True, some of these borrowings are more apposite than others. For instance, the futuristic rain-soaked slums glittering with neon Chinese-style calligraphy recall another Dick derivative, namely Blade Runner. And the army of robotic law-enforcement officers is surely a tribute to Robocop, the most celebrated film from the director of the the original Total Recall. Trouble is, this last aspect, as well as  a general lack of self-aware smarts, smacks more of George Lucas than Paul Verhoeven, and not in a good way.

As so often with over-hasty re-hashes, its makers claim they’re going back to the literary source material rather than the original screen adaptation. Thus, like Dick’s story, this Total Recall merely references a trip to Mars rather than actually sending its hero there : the action remains earthbound, albeit on an Earth largely transformed into an alien landscape by a recent bio-warfare apocalypse. This is perhaps the film’s most impressive leap of imagination, with the two last outposts of human civilization disposed on opposite sides of the globe and linked by a colossal transport system that passes through the Earth’s core. One of these outposts is called the United Federation of Britain, the other the Colony, and while the latter is situated in Australia, its imminent invasion by those overbearing cousins consciously recalls the revolution that launched the United States (and a thousand Brit-accented Hollywood villains).
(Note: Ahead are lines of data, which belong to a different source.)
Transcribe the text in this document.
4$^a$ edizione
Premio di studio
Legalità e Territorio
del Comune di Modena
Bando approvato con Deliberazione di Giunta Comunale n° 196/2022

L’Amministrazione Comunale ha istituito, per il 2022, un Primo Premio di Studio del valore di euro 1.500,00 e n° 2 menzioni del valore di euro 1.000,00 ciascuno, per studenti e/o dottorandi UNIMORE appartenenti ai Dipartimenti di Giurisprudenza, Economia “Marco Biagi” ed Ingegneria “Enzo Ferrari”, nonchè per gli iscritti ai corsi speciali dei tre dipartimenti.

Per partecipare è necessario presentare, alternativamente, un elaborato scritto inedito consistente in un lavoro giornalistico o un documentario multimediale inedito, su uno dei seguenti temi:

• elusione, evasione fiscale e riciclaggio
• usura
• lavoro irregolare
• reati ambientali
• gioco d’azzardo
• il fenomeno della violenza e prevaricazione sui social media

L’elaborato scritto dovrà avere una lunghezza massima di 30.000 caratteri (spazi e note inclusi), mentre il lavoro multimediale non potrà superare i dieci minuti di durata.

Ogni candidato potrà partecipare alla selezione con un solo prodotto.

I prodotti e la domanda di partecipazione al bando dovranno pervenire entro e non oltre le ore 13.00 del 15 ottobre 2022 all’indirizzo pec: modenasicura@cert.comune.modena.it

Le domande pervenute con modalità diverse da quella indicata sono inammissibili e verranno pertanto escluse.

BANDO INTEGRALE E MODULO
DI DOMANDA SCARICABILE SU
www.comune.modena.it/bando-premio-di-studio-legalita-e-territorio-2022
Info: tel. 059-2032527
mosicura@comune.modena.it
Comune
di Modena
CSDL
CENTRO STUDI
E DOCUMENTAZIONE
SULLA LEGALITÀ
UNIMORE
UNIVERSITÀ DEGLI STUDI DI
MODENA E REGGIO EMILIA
It’s about the only witty touch in its two-hour run-time –  well, OK, Obama’s face on futuristic banknotes also raises a smile. But what’s sorely lacking here is the gleefully wicked sense of humour Verhoeven brought to the material. Indeed, Wiseman and his cast barely crack a smile, let alone break into a politically incorrect cackle. Chief glumster is Colin Farrell who, though more than passing muster as an all-running, all-shooting action hero, never gives the impression, as Schwarzennegger’s Doug Quaid did, that his character is having fun, whether real or imagined.

We don’t even get Farrell’s karaoke version of ‘consider-dat-a-divorce’, which is doubly a shame, given the fact that this version’s focus on his decidedly troubled marriage (Kate Beckinsale’s suddenly murderous – and suddenly Brit-accented – Mrs Quaid is the film’s heavy-in-chief) offers a rich vein of irreverent, cod-Freudian humour here left po-faced-edly untapped.

In the end, Wiseman – who previously oversaw the simple-minded kinetic thrills of the Underworldfranchise – seems content to just zip things along against an admittedly eye-popping backdrop of sprawling megacities and anti-gravity freeways. But, with the memory-impaired secret-agent having become something of a movie cliche in the last twenty years, not least in the Bourne series, this variation has little of note to add to it beyond pretty CG scenery and flying cars. Let’s just say if you’d paid to have this film implanted in your memory, you’d soon be back complaining that the procedure hadn’t quite worked as advertised.